De stoffen die verantwoordelijk zijn voor het maken van een enorm gat in de ozonlaag van de aarde, kunnen volgens een nieuwe studie van onderzoekers van de Universiteit van Toronto bijna de helft van de opwarming van de Noordpool gedurende een periode van 50 jaar voor hun rekening nemen.
Het onderzoek, gepubliceerd in Nature Climate Change, benadrukt hoe ozonafbrekende stoffen (ODS) een belangrijke en niet-erkende bron zijn van de klimaatverandering in de 20e eeuw in het Noordpoolgebied. “Ozonafbrekende stoffen hebben in veel opzichten een ondergewaardeerde bijdrage geleverd aan de klimaatverandering,” zegt Karen Smith, universitair docent, onderwijsstroom, op de afdeling fysische en milieuwetenschappen aan de U van T Scarborough en een van de auteurs van de studie.

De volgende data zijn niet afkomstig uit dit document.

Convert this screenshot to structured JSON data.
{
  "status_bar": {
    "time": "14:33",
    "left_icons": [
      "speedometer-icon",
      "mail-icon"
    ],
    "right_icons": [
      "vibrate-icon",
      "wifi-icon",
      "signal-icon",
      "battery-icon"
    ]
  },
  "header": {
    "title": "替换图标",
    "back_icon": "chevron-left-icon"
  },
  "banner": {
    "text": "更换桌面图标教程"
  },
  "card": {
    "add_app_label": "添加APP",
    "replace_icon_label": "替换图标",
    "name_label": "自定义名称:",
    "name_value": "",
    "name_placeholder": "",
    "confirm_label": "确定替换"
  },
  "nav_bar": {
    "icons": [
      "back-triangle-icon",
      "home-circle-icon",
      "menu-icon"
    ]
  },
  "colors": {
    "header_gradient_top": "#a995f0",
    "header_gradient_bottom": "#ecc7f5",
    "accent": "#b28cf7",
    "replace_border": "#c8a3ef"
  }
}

“Dit zijn krachtige broeikasgassen die lang in de atmosfeer blijven, en er is nog veel dat we niet weten over hun bredere impact op het klimaat.” De verbindingen in kwestie eten weg van de beschermende ozonlaag in de bovenste atmosfeer van de aarde. Ze werden vaak gebruikt gedurende het grootste deel van de 20e eeuw in koelmiddelen, oplosmiddelen en drijfgassen zoals die gevonden in haarlak.
Smith heeft samen met collega’s van Columbia University, waaronder hoofdauteur Lorenzo Polvani, een klimaatmodel gebruikt om te schatten welke hoeveelheid opwarming kan worden toegeschreven aan ODS. Ze hebben twee afzonderlijke simulaties uitgevoerd – een met natuurlijke en menselijke emissies gemeten van 1955 tot 2005, en een andere met ODS en hun ozoneffecten verwijderd.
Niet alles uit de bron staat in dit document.